Muitas atitudes revelam educação ou a falta dela. Mas por mais esmerada que ela tenha sido, ainda sobrarão as diferenças pessoais reveladoras da índole, esta característica da personalidade que não pode ser ensinada, ainda que alguns exemplos da infância fiquem reverberando pela vida afora.
Meu pai dispensava qualquer empregado da fazenda que batesse nos animais, fosse o bicho que fosse. Não sei o quanto isso influiu na minha formação, mas sempre me senti um covarde nas raras tentativas de caçar alguma presa. Nunca esqueci uma tarde em que, andando na fazenda, deparei com um tatu, uma promessa de carne que, desfiada e transformada em farofa, é festejada pelos tropeiros. Eu e o tatu nos surpreendemos, acho que eu mais do que ele, mas sai em sua perseguição, o alcancei e voltei para casa orgulhoso da proeza. Mas o certo é que nunca resolvi este episódio, e lembro dele de vez em quando, como uma experiência muito desagradável de um homem grande contra um animalzinho minúsculo que tinha como única defesa a velocidade na fuga, e que não fora suficiente para alcançar a toca antes que eu o atingisse.
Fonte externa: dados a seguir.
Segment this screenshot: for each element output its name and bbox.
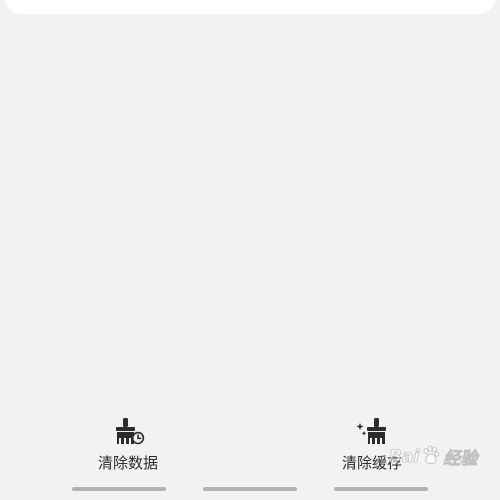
top-card: [4, 0, 496, 14]
bottom-indicator-2: [203, 487, 297, 491]
broom-sparkle-icon: [355, 416, 389, 446]
baidu-paw-icon: [421, 444, 441, 469]
bottom-indicator-3: [334, 487, 428, 491]
clear-data-button[interactable]: 清除数据: [73, 416, 183, 476]
broom-clock-icon: [111, 416, 145, 446]
clear-data-label: 清除数据: [97, 454, 158, 472]
bottom-indicator-1: [72, 487, 166, 491]
watermark-prefix: Bai: [389, 446, 420, 467]
screen: 清除数据 清除缓存 Bai 经验: [0, 0, 500, 500]
watermark-suffix: 经验: [443, 449, 478, 470]
baidu-watermark: Bai 经验: [389, 444, 478, 470]
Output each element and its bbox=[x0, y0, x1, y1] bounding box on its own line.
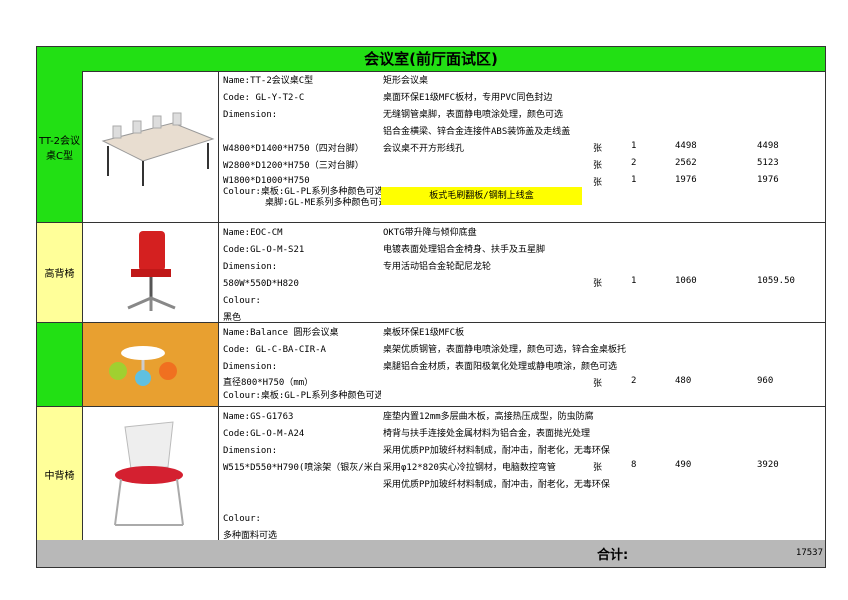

Não me interessei pela farofa e encerrei uma promissora carreira de caçador. E então, na contramão dos que apregoam que os médicos enrijecem com a velhice, fui ficando cada vez mais mole, e qualquer história que envolva emoção me derruba. Como o rótulo de frouxo não constrói prestígio na modernidade, a única solução que encontrei foi cultivar amigos com as mesmas fraquezas. Porque é para isso que fomos feitos, para compartilhar sentimentos iguais.
O Tolstói não merecia uma dona que batera asas e demorara três anos para voltar a procurá-lo.
Na semana passada, almocei com um desses tipos que entendem que é possível chorar sem que seja por perda ou dor, e lá pelas tantas ele confessou que tinha se chocado com uma matéria de jornal que entrevistou um administrador de um canil público de Londres, que recolhia cães perdidos na cidade e depois os preparava para a adoção. Segundo o relato, a procura de animais domésticos, especialmente cães, aumentara muito durante o confinamento pela pandemia, o que era até estimulado depois da experiência exitosa que mostrou uma redução de 50% nos índices de suicídio entre os moradores de rua, depois que a prefeitura londrina adotou a política de oferecer um cão parceiro para repartir infortúnio, fome, frio e solidão.
Mas com a pandemia arrefecendo, inverteu-se o fluxo, e agora a preocupação é como acomodar tantos cães devolvidos por pessoas que querem fazer crer tinham encontrado os bichinhos perdidos na rua, como se alguém não percebesse, pelos cuidados que cãozinho exibia, que na verdade ele estava sendo dispensado sem que ninguém se comovesse com o olhinho triste do bichinho, outra vez abandonado. Ficamos em silêncio um tempo depois desta história.
Antes da sobremesa, já estávamos recuperados com o caso de uma velhinha que aceitou o pedido da vizinha muito amiga para que cuidasse do seu cãozinho durante o tempo em que a família ficaria fora, num curso de especialização.
Três anos depois, a vizinha bateu-lhe à porta. Estava de volta, muita grata pelo cuidado dispensado e de braços estendidos para recolher o seu pet. E foi surpreendida: "De jeito nenhum, me afeiçoei ao Tolstói, ele foi meu parceirinho durante estes três anos e nem sei o que teria sido de mim sem ele". Enquanto falava, ela jura que o cãozinho sacudia a cabeça, afirmativamente.
As vizinhas nunca mais se falaram. Uma achava um absurdo que alguém se adonasse do que era seu, a outra estava convencida de que o Tolstói não merecia uma dona que batera asas e demorara três anos para sentir saudade.